1. Organising pupils in groups and pairs

Young children often find it easier to identify difference rather than similarity. In this part, we show two ways to organise your pupils that will help them to explore differences and similarities.

They will:

  • learn how to share information and contribute to discussions;
  • learn about themselves and each other;
  • have better self-esteem as they realise their ideas are as valued as much as those of others.

As a teacher, it is important for you to encourage this – if your pupils all understand their similarities and celebrate their differences, they will treat each other better. You should act as a role model, treating your pupils fairly and equally.
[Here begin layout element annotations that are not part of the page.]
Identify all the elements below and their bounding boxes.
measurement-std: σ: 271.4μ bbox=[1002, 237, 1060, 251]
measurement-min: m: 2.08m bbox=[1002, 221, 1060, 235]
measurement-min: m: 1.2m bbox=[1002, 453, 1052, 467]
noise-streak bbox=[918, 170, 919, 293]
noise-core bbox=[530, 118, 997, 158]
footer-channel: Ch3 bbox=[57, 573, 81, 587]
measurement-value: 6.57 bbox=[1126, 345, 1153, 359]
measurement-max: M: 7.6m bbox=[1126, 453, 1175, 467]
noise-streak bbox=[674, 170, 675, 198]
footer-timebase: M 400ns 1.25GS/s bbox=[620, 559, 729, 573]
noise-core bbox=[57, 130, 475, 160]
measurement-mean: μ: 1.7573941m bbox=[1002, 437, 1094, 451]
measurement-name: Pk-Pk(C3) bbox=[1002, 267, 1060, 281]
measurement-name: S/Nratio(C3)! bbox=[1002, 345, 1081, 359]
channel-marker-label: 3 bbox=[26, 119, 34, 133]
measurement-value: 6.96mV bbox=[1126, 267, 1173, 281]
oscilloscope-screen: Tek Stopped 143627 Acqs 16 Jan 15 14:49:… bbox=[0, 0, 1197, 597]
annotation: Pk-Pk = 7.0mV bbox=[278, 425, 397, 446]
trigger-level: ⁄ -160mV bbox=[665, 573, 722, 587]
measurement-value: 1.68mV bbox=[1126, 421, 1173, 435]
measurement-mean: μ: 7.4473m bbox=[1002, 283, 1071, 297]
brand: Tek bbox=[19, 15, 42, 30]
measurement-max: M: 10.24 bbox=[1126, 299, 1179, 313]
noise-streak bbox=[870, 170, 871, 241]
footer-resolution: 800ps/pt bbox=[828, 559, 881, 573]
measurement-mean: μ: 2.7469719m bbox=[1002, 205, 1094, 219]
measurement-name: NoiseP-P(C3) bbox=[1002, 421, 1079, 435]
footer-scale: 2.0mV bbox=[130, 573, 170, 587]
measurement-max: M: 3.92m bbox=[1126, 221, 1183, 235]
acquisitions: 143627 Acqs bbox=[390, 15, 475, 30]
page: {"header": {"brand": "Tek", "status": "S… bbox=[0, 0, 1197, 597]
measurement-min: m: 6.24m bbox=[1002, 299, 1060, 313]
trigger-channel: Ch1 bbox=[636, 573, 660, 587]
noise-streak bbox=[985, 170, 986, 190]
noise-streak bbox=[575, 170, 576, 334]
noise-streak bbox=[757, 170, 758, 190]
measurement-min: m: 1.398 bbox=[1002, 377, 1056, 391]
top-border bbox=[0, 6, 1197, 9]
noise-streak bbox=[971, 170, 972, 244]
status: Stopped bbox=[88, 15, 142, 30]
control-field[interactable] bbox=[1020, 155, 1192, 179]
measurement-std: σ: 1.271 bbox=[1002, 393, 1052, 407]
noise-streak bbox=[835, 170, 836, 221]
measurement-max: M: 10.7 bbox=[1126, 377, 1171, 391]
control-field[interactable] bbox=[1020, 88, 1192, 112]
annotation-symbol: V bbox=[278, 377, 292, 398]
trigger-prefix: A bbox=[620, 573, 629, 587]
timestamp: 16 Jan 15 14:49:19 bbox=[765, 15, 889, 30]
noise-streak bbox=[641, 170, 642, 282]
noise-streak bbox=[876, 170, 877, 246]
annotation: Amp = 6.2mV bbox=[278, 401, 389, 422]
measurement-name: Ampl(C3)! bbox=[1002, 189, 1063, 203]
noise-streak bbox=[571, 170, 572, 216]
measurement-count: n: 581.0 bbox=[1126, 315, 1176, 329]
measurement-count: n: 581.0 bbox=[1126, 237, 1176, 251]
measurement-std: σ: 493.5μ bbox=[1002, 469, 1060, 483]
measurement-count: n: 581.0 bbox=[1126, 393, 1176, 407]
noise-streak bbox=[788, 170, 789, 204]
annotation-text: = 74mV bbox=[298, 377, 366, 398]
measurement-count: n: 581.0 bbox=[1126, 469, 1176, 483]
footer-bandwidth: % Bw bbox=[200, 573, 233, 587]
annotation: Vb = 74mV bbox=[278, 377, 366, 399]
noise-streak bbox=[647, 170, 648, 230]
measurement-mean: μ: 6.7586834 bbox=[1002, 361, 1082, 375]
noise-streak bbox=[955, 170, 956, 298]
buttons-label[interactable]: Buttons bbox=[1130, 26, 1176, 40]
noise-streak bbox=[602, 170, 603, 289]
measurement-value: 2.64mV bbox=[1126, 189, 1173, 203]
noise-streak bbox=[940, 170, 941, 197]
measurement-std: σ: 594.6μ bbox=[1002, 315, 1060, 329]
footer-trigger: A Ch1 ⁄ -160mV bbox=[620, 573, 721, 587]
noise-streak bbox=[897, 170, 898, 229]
Before starting, it is a good idea to reflect on this and think about whether you treat your pupils respectfully. Do you ever have a ‘bad day’ when you shout at them for no good reason? Do you have favourites who you treat more kindly than others? If you can answer these questions honestly, you can take steps to make sure that all your pupils are treated fairly and respectfully.

To work in this way, you need to ask yourself questions to help you plan these activities, including: What questions will the pupils ask each other? What information will they need to find out? Will they work in groups? In pairs? How will you organise this? How will you give them instructions to do the activities? See what the teacher does in Case Study 1 before trying Activity 1 with your class.

Case Study 1: Working in groups to explore similarities

Chanda teaches at a rural primary school in Mwenda, Zambia. He is working with his pupils to develop a positive classroom environment. He is looking at the pupils’ similarities and differences and asks them to think about the ways in which they are all the same.

First, the whole class practises making sentences, e.g.: ‘We all like food’; ‘We all go to school’. Next, he puts them in groups of five to think of five sentences beginning: ‘We all …’ with one pupil in each group writing the sentences on a piece of paper.

After ten minutes, each group reads out one sentence. If the class agrees with the sentence, Chanda writes it on the board.

Using the sentences, he shows the class the different ways in which we are the same:

  • e.g. physically – ‘We all have skin’;
  • e.g. how we experience the same kind of feelings – ‘We all feel happy’;
  • e.g. situation – ‘We all are school pupils’.

Chanda is pleased with the ideas from his class and plans to use this as a starting point to look at differences.

Activity 1: ‘Are we the same?’

Read Resource 1: Similarities and differences, before you carry out this activity.

  • To introduce the idea of ‘the same’, start by asking easy questions. Hold up two pencils and ask: ‘Are they the same? Why?’
  • Hold up a pen and a pencil. Ask: ‘Are they the same? Why?’
  • Repeat this, using different objects.
  • Ask two children to step forward. Ask: ‘Are they the same?’
  • Be careful. If they are girls, the pupils might say ‘Yes!’ If it is a boy and a girl, they might say ‘No!’ But they might give other answers e.g. the children might be the same height or have the same name.
  • Split the class into pairs. Ask them to look at each other’s features including such things as height, foot size and possibly hair, eyes etc. and list how they are similar.
  • Share their ideas, one group giving one idea at a time.

Did they listen to each other? Did they accept the idea of being the same but different? What evidence do you have for your answer?